What’s the FDA Doing About It?
The FDA knows the system is slow. That’s why they created the Competitive Generic Therapy (CGT) pathway in 2017. It gives priority review to drugs with little or no generic competition. Of the 78% of CGT-designated drugs that received tentative approval, most got it within eight months-compared to the usual 18 months. They also launched the 2022 Tentative Approval Initiative, targeting 102 high-priority drugs with no generic alternatives. For those, 67% received final approval within 12 months, compared to just 34% for similar drugs outside the program. The GDUFA III agreement (2023-2027) sets ambitious goals: raise first-cycle approval rates from 28% to 70% by 2027, and cut review time for priority applications to just eight months. But progress is slow. In 2022, the average number of review cycles dropped only from 3.9 to 3.2. And the median time from tentative approval to market launch? Still 16.5 months.What’s Next?

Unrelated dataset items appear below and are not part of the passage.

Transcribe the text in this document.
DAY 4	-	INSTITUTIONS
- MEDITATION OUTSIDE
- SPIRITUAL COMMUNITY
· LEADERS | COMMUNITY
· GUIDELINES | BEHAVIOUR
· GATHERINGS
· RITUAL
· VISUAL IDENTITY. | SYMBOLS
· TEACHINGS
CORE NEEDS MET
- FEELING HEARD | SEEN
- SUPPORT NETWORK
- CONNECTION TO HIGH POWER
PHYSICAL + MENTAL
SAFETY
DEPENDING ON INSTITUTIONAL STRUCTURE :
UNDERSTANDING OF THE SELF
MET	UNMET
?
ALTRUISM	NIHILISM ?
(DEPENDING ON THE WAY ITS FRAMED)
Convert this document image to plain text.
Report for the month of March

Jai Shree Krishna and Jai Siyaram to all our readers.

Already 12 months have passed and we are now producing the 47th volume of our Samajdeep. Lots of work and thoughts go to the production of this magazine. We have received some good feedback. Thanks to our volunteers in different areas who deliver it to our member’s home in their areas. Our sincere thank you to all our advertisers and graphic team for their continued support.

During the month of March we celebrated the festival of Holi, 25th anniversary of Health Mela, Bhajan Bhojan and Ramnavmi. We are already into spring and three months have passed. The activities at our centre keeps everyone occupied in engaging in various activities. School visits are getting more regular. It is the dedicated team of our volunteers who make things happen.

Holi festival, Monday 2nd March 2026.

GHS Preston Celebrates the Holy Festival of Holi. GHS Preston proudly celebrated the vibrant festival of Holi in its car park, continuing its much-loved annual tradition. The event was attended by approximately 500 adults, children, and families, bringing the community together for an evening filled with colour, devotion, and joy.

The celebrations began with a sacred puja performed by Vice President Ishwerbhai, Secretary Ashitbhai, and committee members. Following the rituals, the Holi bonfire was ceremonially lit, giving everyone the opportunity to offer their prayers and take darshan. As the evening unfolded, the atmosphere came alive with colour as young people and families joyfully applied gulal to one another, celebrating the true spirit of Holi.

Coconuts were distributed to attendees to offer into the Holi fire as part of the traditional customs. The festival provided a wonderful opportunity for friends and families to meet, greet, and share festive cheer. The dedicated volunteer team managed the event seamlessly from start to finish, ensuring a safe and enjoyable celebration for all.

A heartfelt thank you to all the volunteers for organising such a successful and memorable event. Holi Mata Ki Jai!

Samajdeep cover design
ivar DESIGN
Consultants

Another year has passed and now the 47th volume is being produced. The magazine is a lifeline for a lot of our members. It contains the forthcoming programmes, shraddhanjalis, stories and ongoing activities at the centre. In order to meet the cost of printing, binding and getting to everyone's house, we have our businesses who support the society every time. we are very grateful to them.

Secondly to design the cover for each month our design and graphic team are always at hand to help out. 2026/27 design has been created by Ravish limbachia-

New laws like the CREATES Act (2019) and the Affordable Drug Manufacturing Act (2023) are trying to fix the root problems. The CREATES Act makes it harder for brand companies to block generic manufacturers from getting samples of their drug-something they’ve used to delay testing. The Affordable Drug Manufacturing Act aims to bring more production back to the U.S. and improve supply chain resilience. But the biggest challenge remains: patents. Until the system stops rewarding legal gamesmanship over real competition, tentative approvals will keep piling up while patients wait for affordable drugs. The science is ready. The factories can make them. The FDA approves them. But the system? It’s still stuck.For every generic drug that finally hits the market, dozens more sit in limbo-approved in every way except one: the legal and economic barriers that keep them from reaching the people who need them.